LECCE – Le Olimpiadi di Economia Finanziaria sono promosse dalla Banca Popolare Pugliese e rappresentano una competizione volta a promuovere la conoscenza degli strumenti finanziari. Il “gioco” interattivo quest’anno ha coinvolto per 5 settimane, 625 maturandi divisi in 125 squadre di diverse scuole superiori di Lecce.

Ieri mattina si è svolta la finalissima che ha visto competere le migliori squadre giunte in finale e provenienti dal Liceo Scientifico “Banzi”, dal Liceo Classico “Palmieri”, dall’Istituto Tecnico Industriale “Fermi”, dal Liceo Artistico “Ciardo-Pellegrino” e dall’Istituto “Galilei-Costa”.

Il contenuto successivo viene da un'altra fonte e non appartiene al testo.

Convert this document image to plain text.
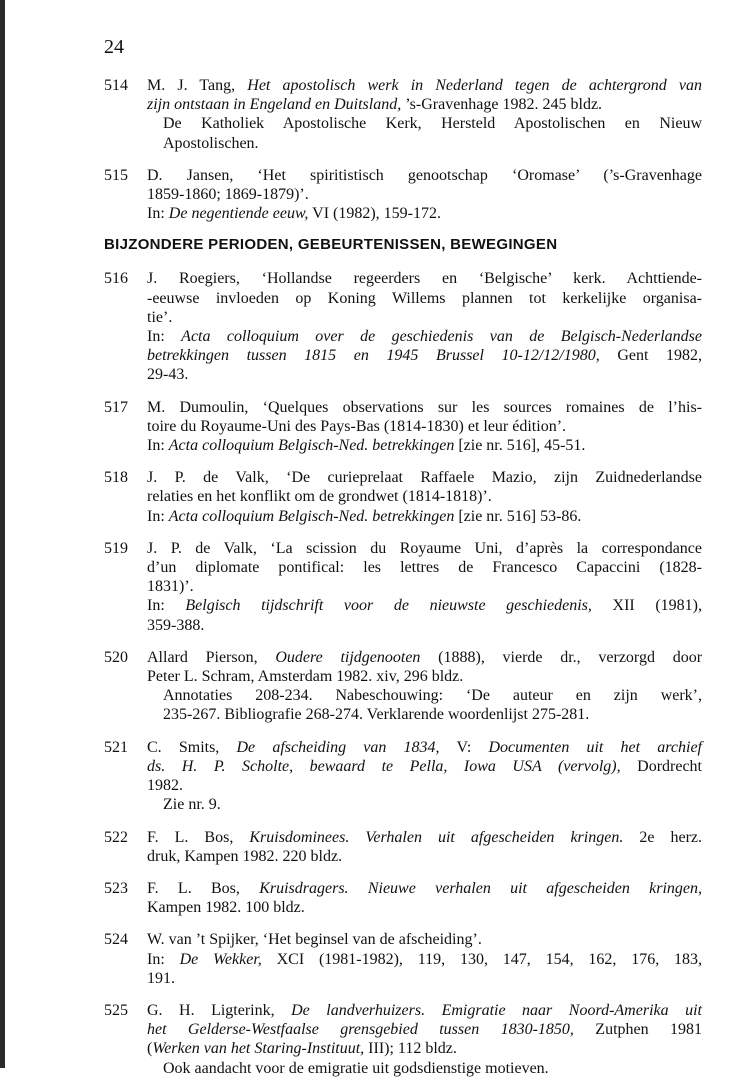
24
514	M. J. Tang, Het apostolisch werk in Nederland tegen de achtergrond van
zijn ontstaan in Engeland en Duitsland, ’s-Gravenhage 1982. 245 bldz.
De Katholiek Apostolische Kerk, Hersteld Apostolischen en Nieuw
Apostolischen.
515	D. Jansen, ‘Het spiritistisch genootschap ‘Oromase’ (’s-Gravenhage
1859-1860; 1869-1879)’.
In: De negentiende eeuw, VI (1982), 159-172.
BIJZONDERE PERIODEN, GEBEURTENISSEN, BEWEGINGEN
516	J. Roegiers, ‘Hollandse regeerders en ‘Belgische’ kerk. Achttiende-
-eeuwse invloeden op Koning Willems plannen tot kerkelijke organisa-
tie’.
In: Acta colloquium over de geschiedenis van de Belgisch-Nederlandse
betrekkingen tussen 1815 en 1945 Brussel 10-12/12/1980, Gent 1982,
29-43.
517	M. Dumoulin, ‘Quelques observations sur les sources romaines de l’his-
toire du Royaume-Uni des Pays-Bas (1814-1830) et leur édition’.
In: Acta colloquium Belgisch-Ned. betrekkingen [zie nr. 516], 45-51.
518	J. P. de Valk, ‘De curieprelaat Raffaele Mazio, zijn Zuidnederlandse
relaties en het konflikt om de grondwet (1814-1818)’.
In: Acta colloquium Belgisch-Ned. betrekkingen [zie nr. 516] 53-86.
519	J. P. de Valk, ‘La scission du Royaume Uni, d’après la correspondance
d’un diplomate pontifical: les lettres de Francesco Capaccini (1828-
1831)’.
In: Belgisch tijdschrift voor de nieuwste geschiedenis, XII (1981),
359-388.
520	Allard Pierson, Oudere tijdgenooten (1888), vierde dr., verzorgd door
Peter L. Schram, Amsterdam 1982. xiv, 296 bldz.
Annotaties 208-234. Nabeschouwing: ‘De auteur en zijn werk’,
235-267. Bibliografie 268-274. Verklarende woordenlijst 275-281.
521	C. Smits, De afscheiding van 1834, V: Documenten uit het archief
ds. H. P. Scholte, bewaard te Pella, Iowa USA (vervolg), Dordrecht
1982.
Zie nr. 9.
522	F. L. Bos, Kruisdominees. Verhalen uit afgescheiden kringen. 2e herz.
druk, Kampen 1982. 220 bldz.
523	F. L. Bos, Kruisdragers. Nieuwe verhalen uit afgescheiden kringen,
Kampen 1982. 100 bldz.
524	W. van ’t Spijker, ‘Het beginsel van de afscheiding’.
In: De Wekker, XCI (1981-1982), 119, 130, 147, 154, 162, 176, 183,
191.
525	G. H. Ligterink, De landverhuizers. Emigratie naar Noord-Amerika uit
het Gelderse-Westfaalse grensgebied tussen 1830-1850, Zutphen 1981
(Werken van het Staring-Instituut, III); 112 bldz.
Ook aandacht voor de emigratie uit godsdienstige motieven.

Sono proprio di quest’ultima scuola, del “Galilei-Costa”, i tre vincitori dell’edizione 2017 delle Olimpiadi dell’Economia Finanziaria: sono Andrea Lettere, Nicolò Mare e Marco Quarta, studenti della classe 5°A SIA. I tre ragazzi hanno sbaragliato i diretti concorrenti delle altre scuole e hanno conquistato il gradino più alto del podio. La cerimonia di premiazione avrà luogo lunedì 27 novembre, presso il Teatro Apollo, con la partecipazione degli oltre 400 ragazzi che hanno preso parte al progetto e alla presenza del Prefetto Claudio Palomba, del Sindaco Carlo Salvemini, del presidente della Provincia Antonio Gabellone, del provveditore agli Studi Vincenzo Nicolì, della Direttrice della sede leccese della Banca d’Italia Rosalinda Dispinzeri e dei vertici di Banca Popolare Pugliese.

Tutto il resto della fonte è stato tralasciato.